If you’re trying to build your fitness, training for a challenging event or simply trying to cement a habit of regular movement, it can feel like you’re letting yourself down if you take a day off or veer from your training plan.

But Alex Parker, Victoria University professor of physical activity and mental health, says recognising when you need rest can have a valuable flow-on effect into the rest of your life.

“If you’ve got aches and pains and your [training program or] recovery is impacting your sleep or disrupting your work schedule or how you connect with family and friends, that’s probably pushing yourself to a point where it’s no longer helpful or healthy for you,” Professor Parker says.

“It might be that your body needs 24 hours of doing nothing, or it might be that you need to check in about your motivations for doing this training.”

Professor Parker says one skipped session won’t derail the fitness “base” you’ve built.

“If you’ve been working really hard in your training and in your everyday life with work and other commitments, it’s OK to take a break,” she says. “Take a breath and think about what you would say to a friend who was coming to you with the same situation.”

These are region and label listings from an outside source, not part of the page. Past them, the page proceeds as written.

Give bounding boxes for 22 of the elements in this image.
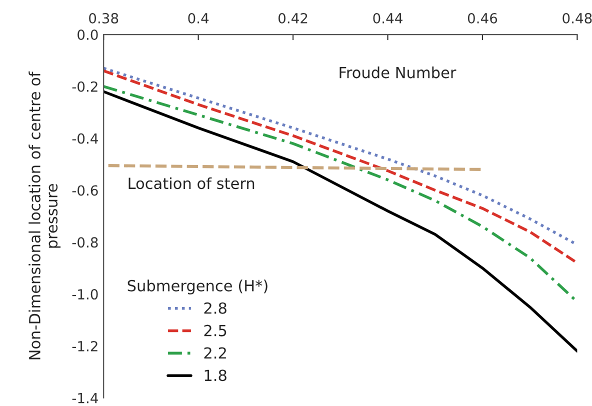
legend-label: 1.8 [204, 370, 226, 382]
x-tick-label: 0.46 [468, 12, 498, 24]
y-tick-label: -0.8 [72, 237, 98, 248]
y-tick-label: -1.4 [72, 393, 98, 404]
y-tick-label: 0.0 [78, 29, 98, 40]
x-tick-label: 0.48 [562, 12, 592, 24]
x-tick-label: 0.44 [373, 12, 402, 24]
x-tick-label: 0.4 [188, 12, 209, 24]
x-axis-title: Froude Number [340, 66, 456, 78]
x-tick-label: 0.38 [89, 12, 118, 24]
y-tick-label: -0.2 [72, 81, 98, 92]
y-axis-title: Non-Dimensional location of centre of pressure [28, 71, 61, 360]
y-tick-label: -1.0 [72, 289, 98, 300]
x-tick-label: 0.42 [278, 12, 308, 24]
legend-title: Submergence (H*) [128, 280, 268, 294]
legend-label: 2.8 [204, 302, 226, 314]
legend-label: 2.5 [204, 324, 226, 336]
legend-label: 2.2 [204, 347, 226, 359]
y-tick-label: -1.2 [72, 340, 98, 352]
y-tick-label: -0.6 [72, 185, 98, 196]
annotation: Location of stern [128, 177, 254, 190]
y-tick-label: -0.4 [72, 133, 98, 144]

Often Professor Parker says some light movement is the ideal compromise. “Some movement is better than none for our mental health, so it’s important to plan for tough or tired days – so if you’re not feeling up to that really long run, maybe doing some gentle stretching or meditation will be beneficial for restoring the body and preparing to work harder next time,” she says.

And if you’re continuously skipping sessions, Professor Parker suggests finding a physical activity that you actually enjoy.

“For those people who absolutely love doing high-intensity exercises, and they get a lot of joy and achievement from it, don’t make a change,” she says. “But if your body’s saying, ‘This is not the right approach’, then be flexible and try as many things as possible to find the things that give you an immediate mood lift or make us feel positive … because then we’re more likely to do it again.”

That’s something that rings true for Kingsmill, who has ditched gruelling workouts for nature walks and pilates. “I’m much better attuned to what exercise feels punitive and what feels nourishing,” she says. “It’s been a process of learning to tune into my body and distinguish from what I ‘should’ do and what I really want and what my body needs.”